2. Each compromise is minor, but they compound

Unlike how most people experience “debt”, technical debt compounds. Each compromise we accept increases the cost of all the existing debt as well. This means the cost of each individual compromise may be small, but together they can have a massive impact.

First of all I decide not to refactor some code. Next time round, because its not well factored, it’s harder to test, so I skip some unit tests. Third time round, my test coverage is poor, so I don’t have the confidence to refactor extensively. Now it’s getting really hard to test and really hard to change. Little by little, but faster and faster, my code is deteriorating. Each compromise piles on the ones that went before and amplifies them. Each decision is minor, but they add up to a big headache.

3. It’s hard to quantify the long term cost

When we agree not to rework a section of code, when we agree to leave something half-finished, when we agree to rush something through with minimal tests: it’s very difficult to estimate the long term cost. Sure, we can estimate what it would take to do it right – we know what the principal is. But how can we estimate the interest payments? Especially when they compound.

How can I estimate the time wasted figuring out the complexity next time? The time lost because a bug is harder to track down. The extra time it takes because I can’t refactor the code so easily next time. The extra time it takes because I daren’t refactor the code next time; and the extra debt this forces me to take on. How can I possibly quantify this?

At IMVU they found they:

underestimated the long-term costs [of technical debt] by at least an order of magnitude

Is it always wrong?

There are obviously cases where it makes sense to add technical debt; or at least, to do something half-assed. If you want to get a new feature in front of customers to judge whether its valuable, it doesn’t need to be perfect, it just needs to be out there quickly. If the feature isn’t useful for users, you remove it. You’ve saved the cost of building it “perfectly” and quickly gained the knowledge you needed. This is clearly a cost-effective, lean way to manage development.

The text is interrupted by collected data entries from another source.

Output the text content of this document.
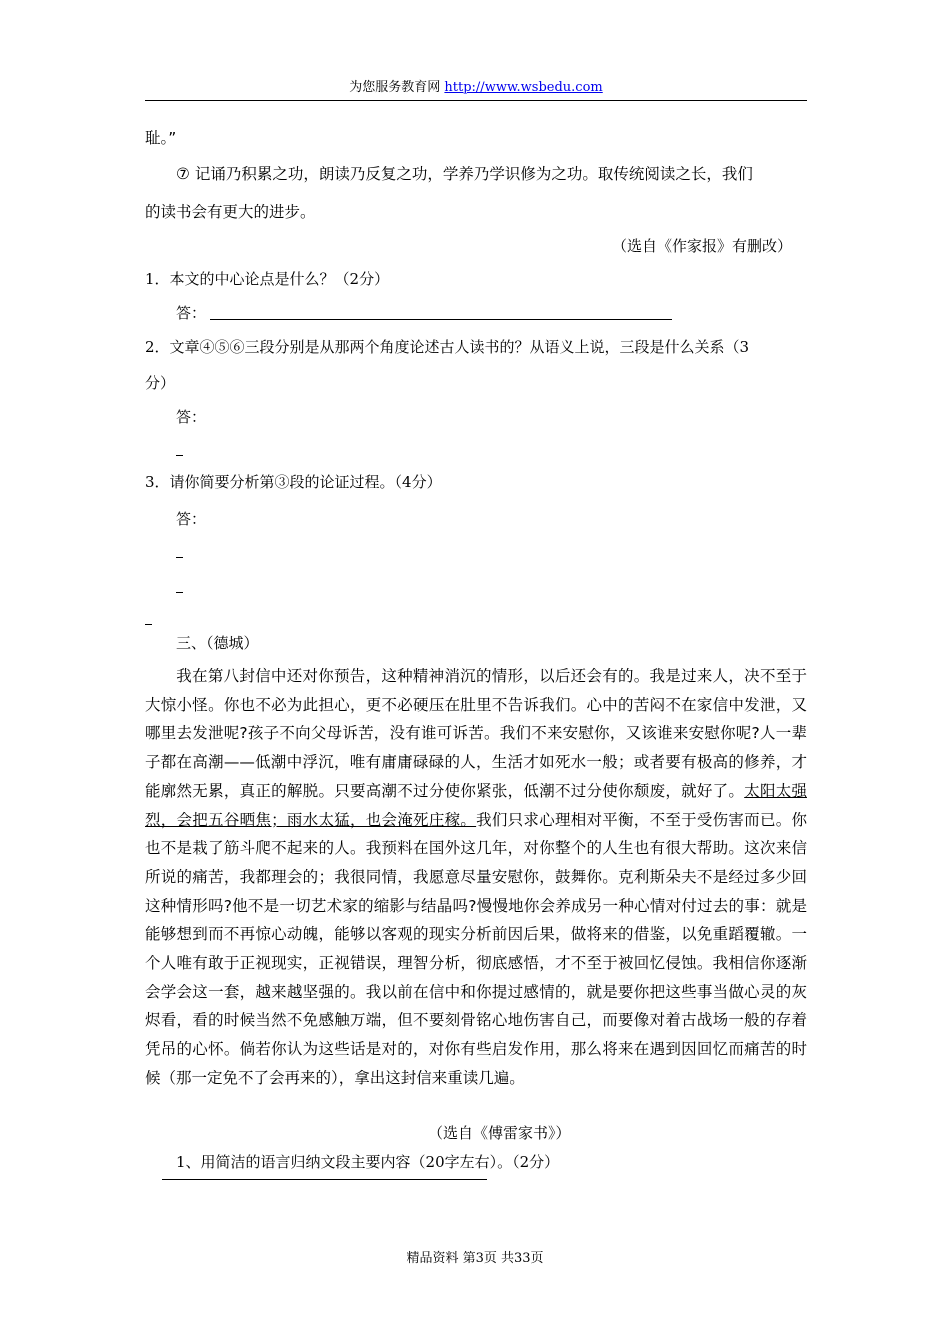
为您服务教育网 http://www.wsbedu.com
耻。”
⑦ 记诵乃积累之功，朗读乃反复之功，学养乃学识修为之功。取传统阅读之长，我们
的读书会有更大的进步。
（选自《作家报》有删改）
1．本文的中心论点是什么？（2分）
答：
2．文章④⑤⑥三段分别是从那两个角度论述古人读书的？从语义上说，三段是什么关系（3
分）
答：
3．请你简要分析第③段的论证过程。（4分）
答：
三、（德城）
我在第八封信中还对你预告，这种精神消沉的情形，以后还会有的。我是过来人，决不至于大惊小怪。你也不必为此担心，更不必硬压在肚里不告诉我们。心中的苦闷不在家信中发泄，又哪里去发泄呢?孩子不向父母诉苦，没有谁可诉苦。我们不来安慰你，又该谁来安慰你呢?人一辈子都在高潮——低潮中浮沉，唯有庸庸碌碌的人，生活才如死水一般；或者要有极高的修养，才能廓然无累，真正的解脱。只要高潮不过分使你紧张，低潮不过分使你颓废，就好了。太阳太强烈，会把五谷晒焦；雨水太猛，也会淹死庄稼。我们只求心理相对平衡，不至于受伤害而已。你也不是栽了筋斗爬不起来的人。我预料在国外这几年，对你整个的人生也有很大帮助。这次来信所说的痛苦，我都理会的；我很同情，我愿意尽量安慰你，鼓舞你。克利斯朵夫不是经过多少回这种情形吗?他不是一切艺术家的缩影与结晶吗?慢慢地你会养成另一种心情对付过去的事：就是能够想到而不再惊心动魄，能够以客观的现实分析前因后果，做将来的借鉴，以免重蹈覆辙。一个人唯有敢于正视现实，正视错误，理智分析，彻底感悟，才不至于被回忆侵蚀。我相信你逐渐会学会这一套，越来越坚强的。我以前在信中和你提过感情的，就是要你把这些事当做心灵的灰烬看，看的时候当然不免感触万端，但不要刻骨铭心地伤害自己，而要像对着古战场一般的存着凭吊的心怀。倘若你认为这些话是对的，对你有些启发作用，那么将来在遇到因回忆而痛苦的时候（那一定免不了会再来的），拿出这封信来重读几遍。
（选自《傅雷家书》）
1、用简洁的语言归纳文段主要内容（20字左右）。（2分）
精品资料 第3页 共33页
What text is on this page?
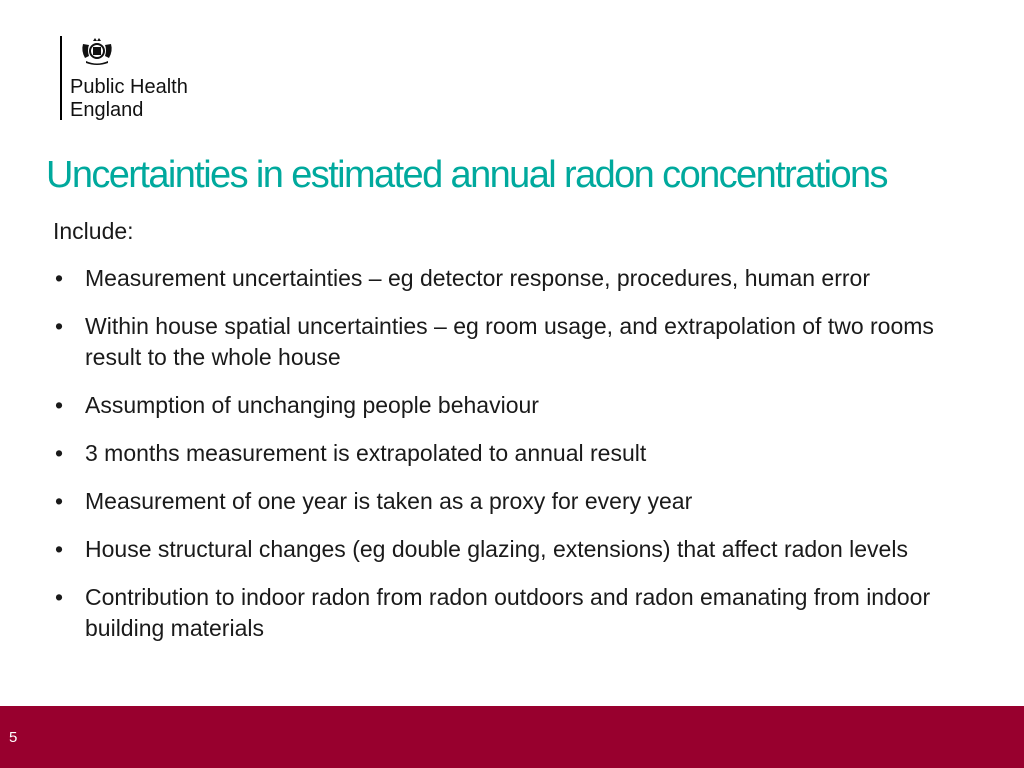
Public Health
England
Uncertainties in estimated annual radon concentrations

Include:

• Measurement uncertainties – eg detector response, procedures, human error
• Within house spatial uncertainties – eg room usage, and extrapolation of two rooms result to the whole house
• Assumption of unchanging people behaviour
• 3 months measurement is extrapolated to annual result
• Measurement of one year is taken as a proxy for every year
• House structural changes (eg double glazing, extensions) that affect radon levels
• Contribution to indoor radon from radon outdoors and radon emanating from indoor building materials
5
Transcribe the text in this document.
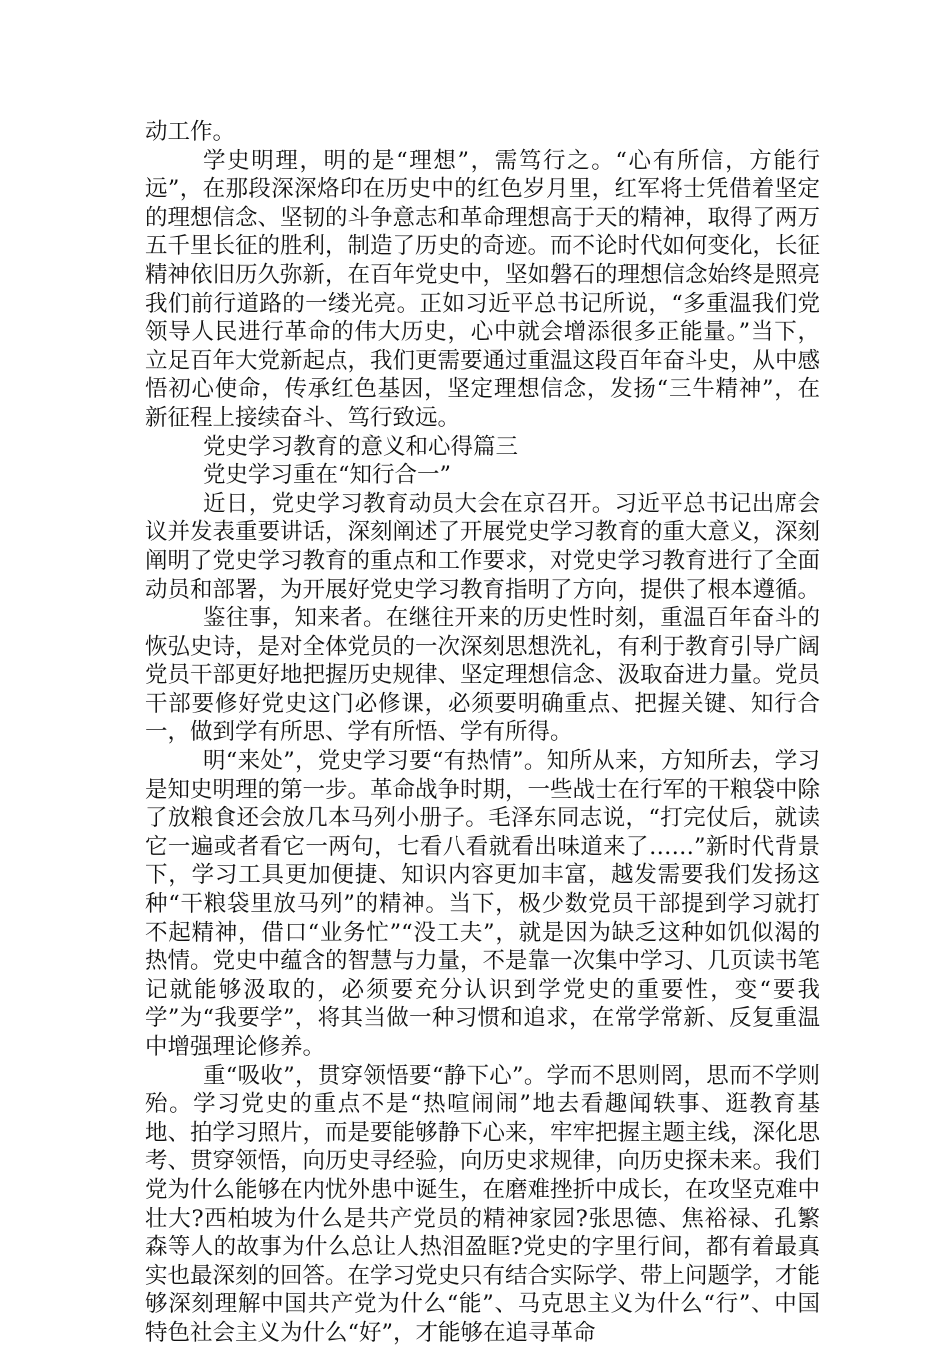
动工作。

学史明理，明的是“理想”，需笃行之。“心有所信，方能行远”，在那段深深烙印在历史中的红色岁月里，红军将士凭借着坚定的理想信念、坚韧的斗争意志和革命理想高于天的精神，取得了两万五千里长征的胜利，制造了历史的奇迹。而不论时代如何变化，长征精神依旧历久弥新，在百年党史中，坚如磐石的理想信念始终是照亮我们前行道路的一缕光亮。正如习近平总书记所说，“多重温我们党领导人民进行革命的伟大历史，心中就会增添很多正能量。”当下，立足百年大党新起点，我们更需要通过重温这段百年奋斗史，从中感悟初心使命，传承红色基因，坚定理想信念，发扬“三牛精神”，在新征程上接续奋斗、笃行致远。

党史学习教育的意义和心得篇三

党史学习重在“知行合一”

近日，党史学习教育动员大会在京召开。习近平总书记出席会议并发表重要讲话，深刻阐述了开展党史学习教育的重大意义，深刻阐明了党史学习教育的重点和工作要求，对党史学习教育进行了全面动员和部署，为开展好党史学习教育指明了方向，提供了根本遵循。

鉴往事，知来者。在继往开来的历史性时刻，重温百年奋斗的恢弘史诗，是对全体党员的一次深刻思想洗礼，有利于教育引导广阔党员干部更好地把握历史规律、坚定理想信念、汲取奋进力量。党员干部要修好党史这门必修课，必须要明确重点、把握关键、知行合一，做到学有所思、学有所悟、学有所得。

明“来处”，党史学习要“有热情”。知所从来，方知所去，学习是知史明理的第一步。革命战争时期，一些战士在行军的干粮袋中除了放粮食还会放几本马列小册子。毛泽东同志说，“打完仗后，就读它一遍或者看它一两句，七看八看就看出味道来了……”新时代背景下，学习工具更加便捷、知识内容更加丰富，越发需要我们发扬这种“干粮袋里放马列”的精神。当下，极少数党员干部提到学习就打不起精神，借口“业务忙”“没工夫”，就是因为缺乏这种如饥似渴的热情。党史中蕴含的智慧与力量，不是靠一次集中学习、几页读书笔记就能够汲取的，必须要充分认识到学党史的重要性，变“要我学”为“我要学”，将其当做一种习惯和追求，在常学常新、反复重温中增强理论修养。

重“吸收”，贯穿领悟要“静下心”。学而不思则罔，思而不学则殆。学习党史的重点不是“热喧闹闹”地去看趣闻轶事、逛教育基地、拍学习照片，而是要能够静下心来，牢牢把握主题主线，深化思考、贯穿领悟，向历史寻经验，向历史求规律，向历史探未来。我们党为什么能够在内忧外患中诞生，在磨难挫折中成长，在攻坚克难中壮大?西柏坡为什么是共产党员的精神家园?张思德、焦裕禄、孔繁森等人的故事为什么总让人热泪盈眶?党史的字里行间，都有着最真实也最深刻的回答。在学习党史只有结合实际学、带上问题学，才能够深刻理解中国共产党为什么“能”、马克思主义为什么“行”、中国特色社会主义为什么“好”，才能够在追寻革命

But what if the feature is successful? Then you need a plan for cleaning it up; for refactoring it; making sure it’s well tested and documented sufficiently. This is the debt. As long as you have a plan for removing it, whether the feature is useful or not – then it’s a perfectly valid approach. What isn’t an option is leaving the half-assed feature in the code base for years to come.

The difference is having a plan to remove the debt. How often do we accept compromise with a vague promise to “come back and fix later” or my personal favourite “we’ll fix that in phase 2”. My epitaph should be “now working on phase 2”.

Leaving debt in the code with no plan to remove it is like the guy who pays the interest on one credit card with another. You’re letting the debt mount up, not dealing with it. Without a plan to repay the debt, you will eventually go bankrupt.

The Risk of Technical Debt

Perhaps the biggest danger of technical debt is the risk that it represents. Technical debt makes our code more brittle, less easy to change. As @bertvanbrakel said when we discussed this recently:

Technical debt is a measure of code inflexibility

The harder it is to change, the more debt laden our code. With this inflexibility, comes the biggest risk of all: that we cannot change the code fast enough. What if the competitive or regulatory environment suddenly changes? If a new competitor launches that completely changes our industry, how long does it take us to catch up? If we have an inflexible code base, what will be left of our business in 2, 3 or 4 years when we finally catch up?

While this is clearly a worst case scenario, this lack of flexibility – this lack of innovation – hurts companies little by little. Once revolutionary companies become staid, unable to react and release only derivative products. As companies find themselves unable to innovate and keep up with the ever changing landscape – they risk becoming irrelevant. This is the true cost of technical debt.

Without a plan to repay the technical debt; with no way to reliably estimate the long term cost of not repaying it, are we really making prudent, deliberate choices? Isn’t the decision to add technical debt simply reckless?